Fifth, while much SEL activity is working in mobile ways across national borders, its enactment is also contingent on local, regional and national priorities. In the UK, for example, the Department for Education has focused on ‘character education’, partly as a result of advocacy by the Templeton Foundation-funded Jubilee Centre. In California, ‘growth mindset’ measurement is being tied to school accountability mechanisms.

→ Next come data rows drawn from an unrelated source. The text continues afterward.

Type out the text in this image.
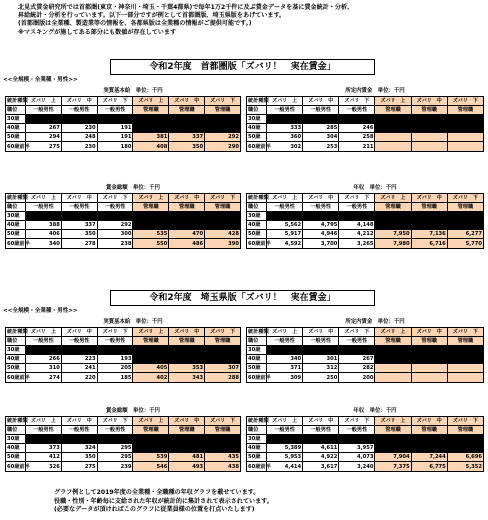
北見式賃金研究所では首都圏(東京・神奈川・埼玉・千葉4都県)で毎年1万2千件に及ぶ賃金データを基に賃金統計・分析、
昇給統計・分析を行っています。以下一部分ですが例として首都圏版、埼玉県版をあげています。
(首都圏版は全業種、製造業等の情報を、各都県版は全業種の情報がご提供可能です。)
※マスキングが施してある部分にも数値が存在しています
令和2年度　首都圏版「ズバリ！　実在賃金」
<<全規模・全業種・男性>>
令和2年度　埼玉県版「ズバリ！　実在賃金」
<<全規模・全業種・男性>>
	実質基本給　単位：千円					
統計種類	ズバリ　上	ズバリ　中	ズバリ　下	ズバリ　上	ズバリ　中	ズバリ　下
職位	一般男性	一般男性	一般男性	管理職	管理職	管理職
30歳						
40歳	267	230	191			
50歳	294	248	191	381	337	292
60歳前半	275	230	180	408	350	290
	所定内賃金　単位：千円					
統計種類	ズバリ　上	ズバリ　中	ズバリ　下	ズバリ　上	ズバリ　中	ズバリ　下
職位	一般男性	一般男性	一般男性	管理職	管理職	管理職
30歳						
40歳	333	285	246			
50歳	360	304	258			
60歳前半	302	253	211			
	賞金総額　単位：千円					
統計種類	ズバリ　上	ズバリ　中	ズバリ　下	ズバリ　上	ズバリ　中	ズバリ　下
職位	一般男性	一般男性	一般男性	管理職	管理職	管理職
30歳						
40歳	388	337	292			
50歳	406	350	300	535	470	428
60歳前半	340	278	238	550	486	390
	年収　単位：千円					
統計種類	ズバリ　上	ズバリ　中	ズバリ　下	ズバリ　上	ズバリ　中	ズバリ　下
職位	一般男性	一般男性	一般男性	管理職	管理職	管理職
30歳						
40歳	5,562	4,795	4,148			
50歳	5,917	4,946	4,212	7,950	7,136	6,277
60歳前半	4,592	3,700	3,265	7,980	6,716	5,770
	実質基本給　単位：千円					
統計種類	ズバリ　上	ズバリ　中	ズバリ　下	ズバリ　上	ズバリ　中	ズバリ　下
職位	一般男性	一般男性	一般男性	管理職	管理職	管理職
30歳						
40歳	266	223	193			
50歳	310	241	205	405	353	307
60歳前半	274	220	185	402	343	288
	所定内賃金　単位：千円					
統計種類	ズバリ　上	ズバリ　中	ズバリ　下	ズバリ　上	ズバリ　中	ズバリ　下
職位	一般男性	一般男性	一般男性	管理職	管理職	管理職
30歳						
40歳	340	301	267			
50歳	371	312	282			
60歳前半	309	250	200			
	賞金総額　単位：千円					
統計種類	ズバリ　上	ズバリ　中	ズバリ　下	ズバリ　上	ズバリ　中	ズバリ　下
職位	一般男性	一般男性	一般男性	管理職	管理職	管理職
30歳						
40歳	373	324	295			
50歳	412	350	295	539	481	435
60歳前半	326	275	239	546	493	438
	年収　単位：千円					
統計種類	ズバリ　上	ズバリ　中	ズバリ　下	ズバリ　上	ズバリ　中	ズバリ　下
職位	一般男性	一般男性	一般男性	管理職	管理職	管理職
30歳						
40歳	5,389	4,611	3,957			
50歳	5,953	4,922	4,073	7,904	7,244	6,696
60歳前半	4,414	3,617	3,240	7,375	6,775	5,352
グラフ例として2019年度の全業種・全職種の年収グラフを載せています。
役職・性別・年齢毎に支給された年収が統計的に集計されて表示されています。
(必要なデータが頂ければこのグラフに従業員様の位置を打点いたします)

At the same time, however, how SEL is locally enacted is dependent upon the global markets of resources and technologies available—which allows a device such as ClassDojo to participate in classrooms globally, directly through the fingertips and observations of teachers. As such, SEL exemplifies the increasingly ‘glocal’ character of education policy, with flows of transnational influence on local practices and local priorities sometimes scaling back up to the global. Edtech SEL products emanating from Silicon Valley, for example, travel globally and bring concepts such as growth mindset–which originated at Stanford University–into schools thousands of miles distant from the culture of entrepreneurial self-improvement in the tech sector.
The sixth and final main point is about the OECD’s effort to create a standardized global metric for SEL. The OECD overtly brings together psychology and economics with the test positioned as a way of calculating the contribution of social-emotional skills to ‘human capital’. Directly informed by the economist James Heckman and by the personality theorist Oliver John, the OECD test uses the Big Five personality testing method and labour market calculations to connect up students’ socio-emotional qualities to quantitative socio-economic outcomes. In this way, the OECD test shows how students’ psychological qualities have been ‘economized’.
The test represents a significant shift in focus for the OECD. As the OECD’s Andreas Schleicher has argued, it is shifting its emphasis from ‘literacy and numeracy skills for employment, towards empowering all citizens with the cognitive, social and emotional capabilities and values to contribute to the success of tomorrow’s world’. It is also increasingly emphasizing the new ‘sciences of learning’ emerging from psychology, neuroscience and biomedical fields. As such, the OECD SSES test exemplifies how education policy influencers are increasingly turning to the human sciences as sources of policy-relevant insights for education. In the case of SSES specifically, it involves the use of personality testing as a way of calculating economic competitiveness, and entails that subsequent policy interventions would focus on modifying student personality characteristics for economic advantage.
Overall, what I’ve tried to show in the article is that SEL is a policy field in-the-making and that it remains inchoate and in some ways incoherent. We can understand it as a policy infrastructure that is being assembled from highly diverse elements, and that is centrally focused on the production of ‘psychodata’. In fact, the potential of a SEL policy infrastructure depends to a great extent on the creation of the data infrastructure required to produce policy-relevant knowledge. In other words, the generation of psycho-economic calculations is at the very core of current international policy interest in social-emotional learning, which is already relaying into classroom practices globally, governing teachers’ practices, and shaping the priorities of education systems to be focused on the enumeration of student emotions.